Throughout his career Wexler has returned to the “first principles” of architecture, reflecting upon the meaning of shelter and space for sleeping, cooking, eating, bathing, reading, etc. He has long examined the genealogy of building and dwelling. Freeman and Lowe’s work explores a more proscribed late-20th and early-21st-century timeframe but they, too, expose the rituals of late modernity: eating (factory-made food), ceremony (screens and drugs), grooming (plastic surgery), gambling, shopping.

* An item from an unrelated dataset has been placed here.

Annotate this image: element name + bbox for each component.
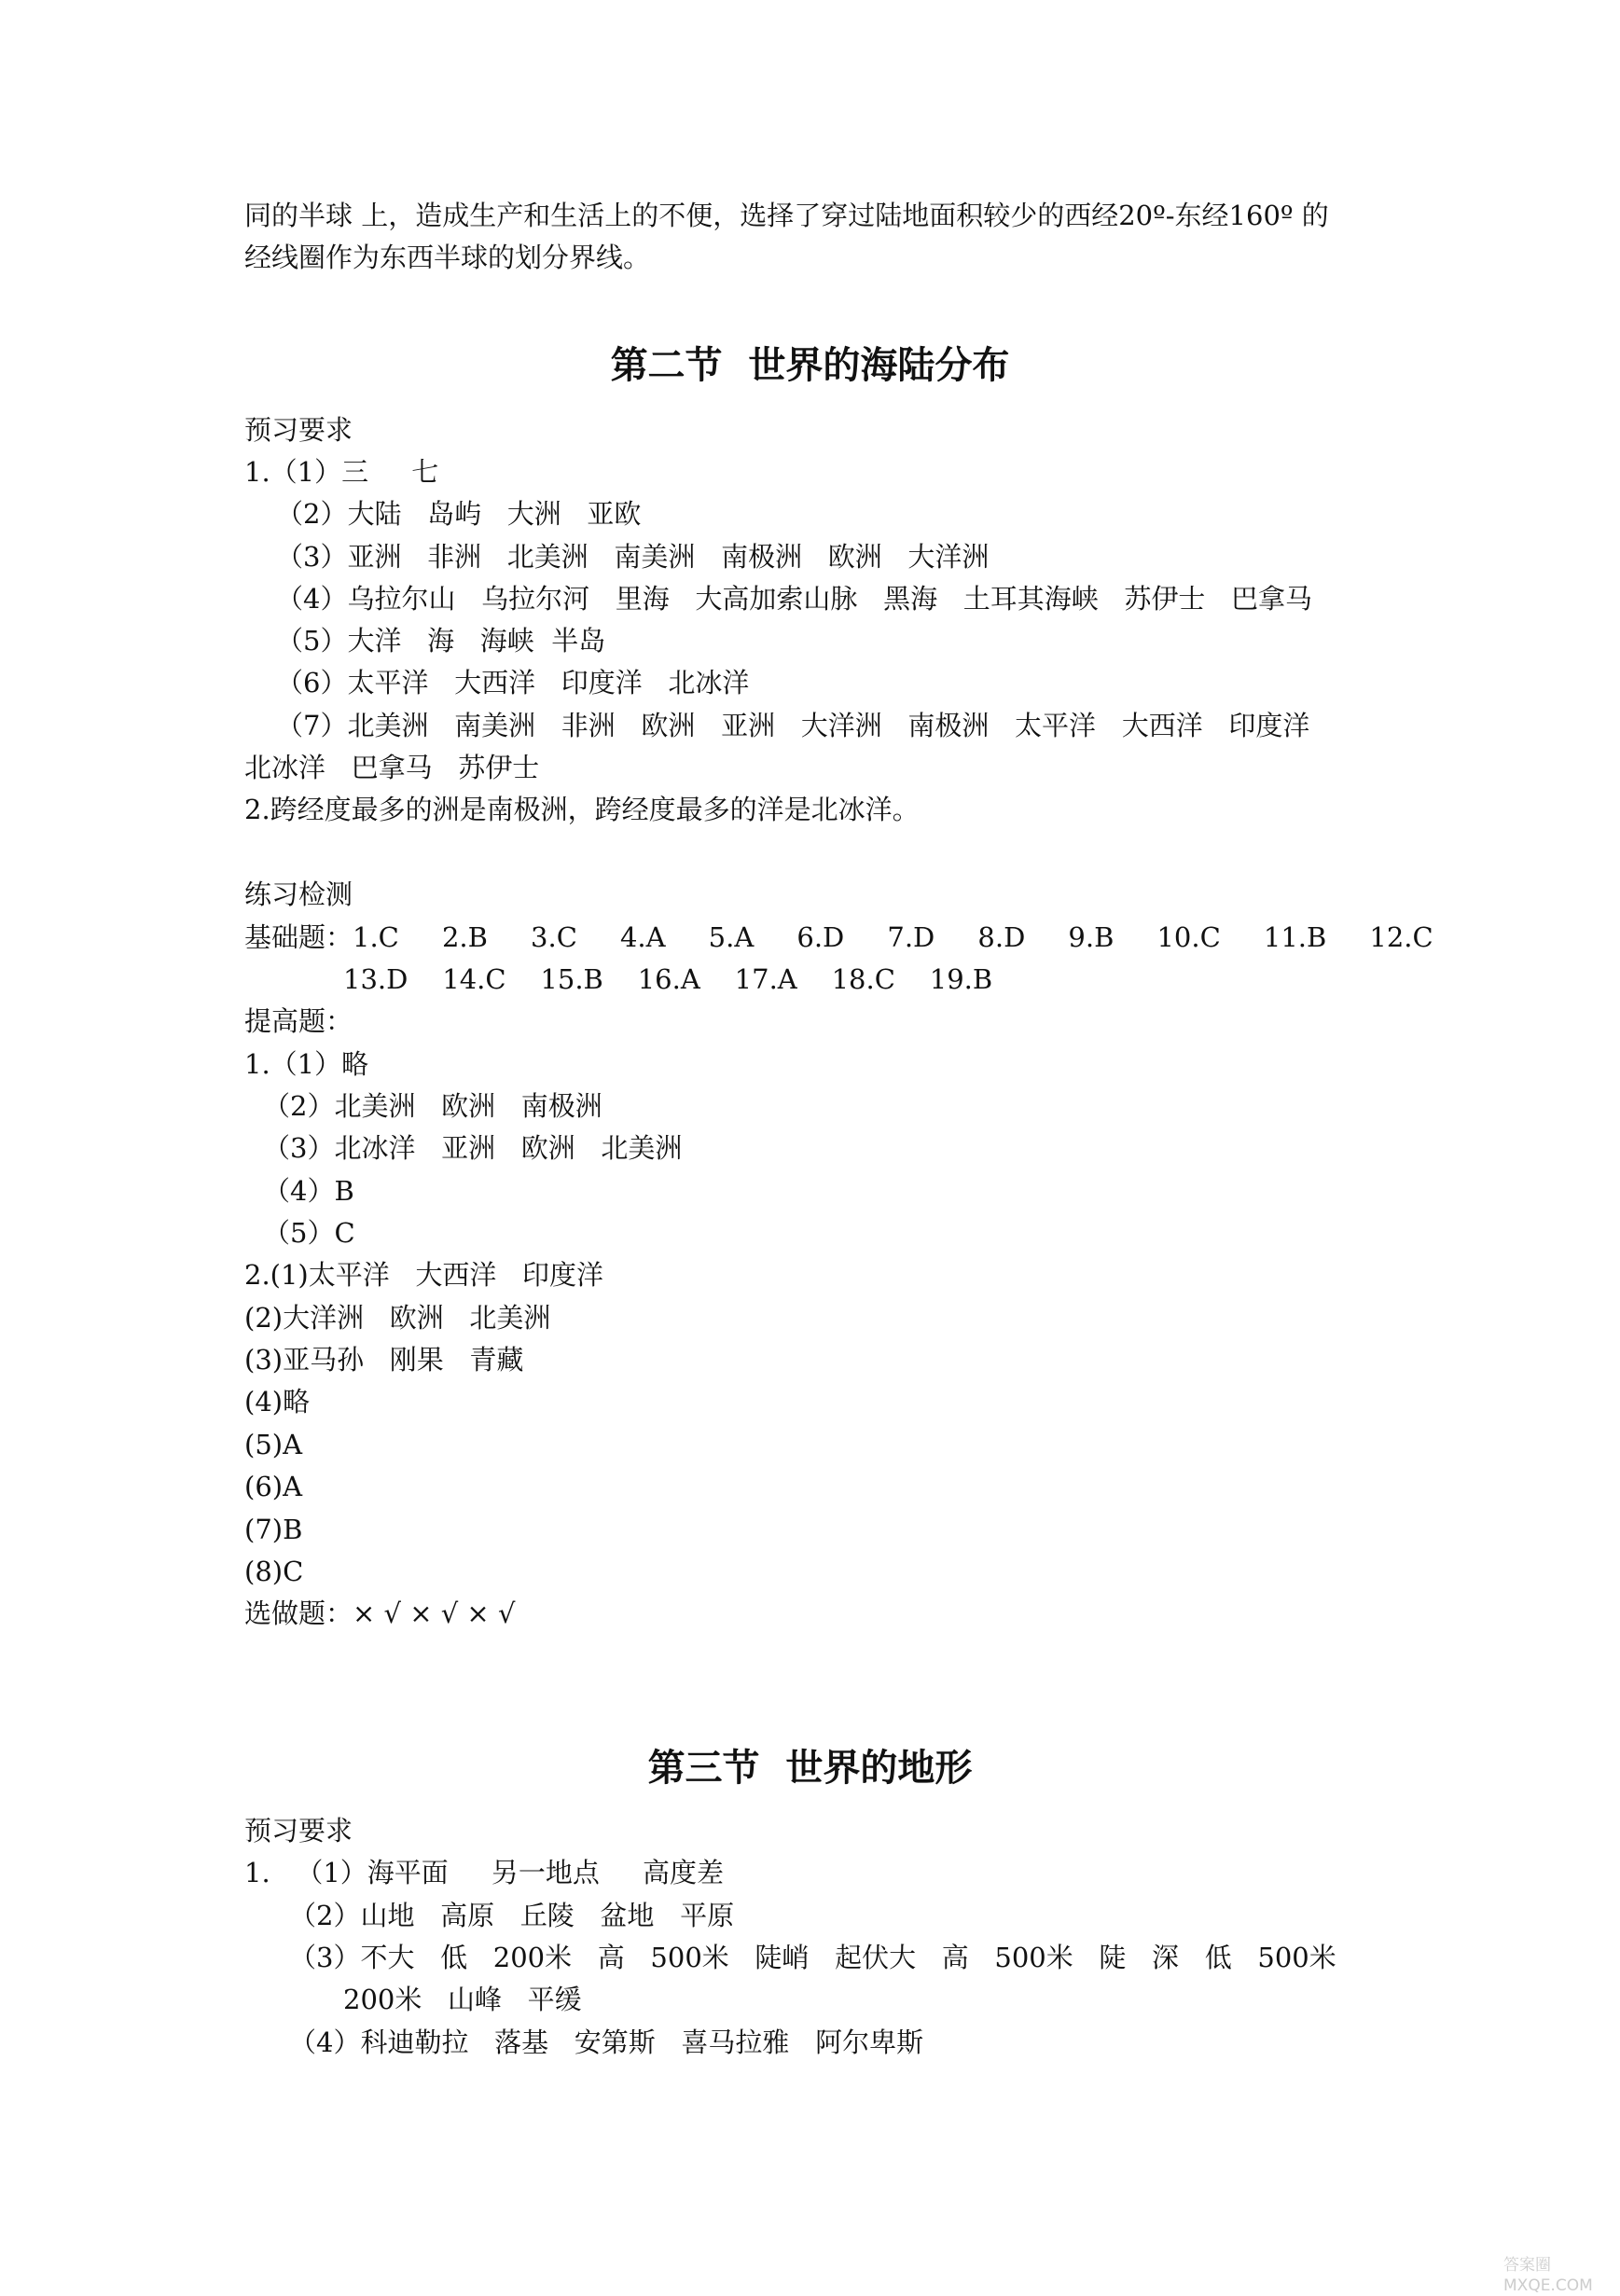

But all of these projects are more than genealogical. They’re also, as we’ve seen, archaeological — in philosophical as well as metaphorical ways. The archaeology of Freeman and Lowe, and of Allan Wexler, focuses not only on the “dig,” on the ur-structures of spatial practice, but also on archaeology as practiced by the philosopher Michel Foucault — that is, as a historiographical approach that decenters the subject, that looks beyond what is consciously perceived and constructed in order to expose the underlying rules and hidden structures — the epistemes — that delimit the realm of thought. These artist-archaeologists, through their psychedelic dioramas and otherworldly digs, speculate as to what those hidden structures might be. By “breaking ground” — or, in Freeman and Lowe’s case, by breaking walls — we can perhaps glimpse those primitive infrastructures. Perhaps we’ll discover that the fundamental structures aren’t only the ramp, the bridge, the standardized brick, the modernist grid, the elements of architecture. They’re also the green-screen and the floating chain of signifiers. There’s room for both the primitive hut and the meth lab.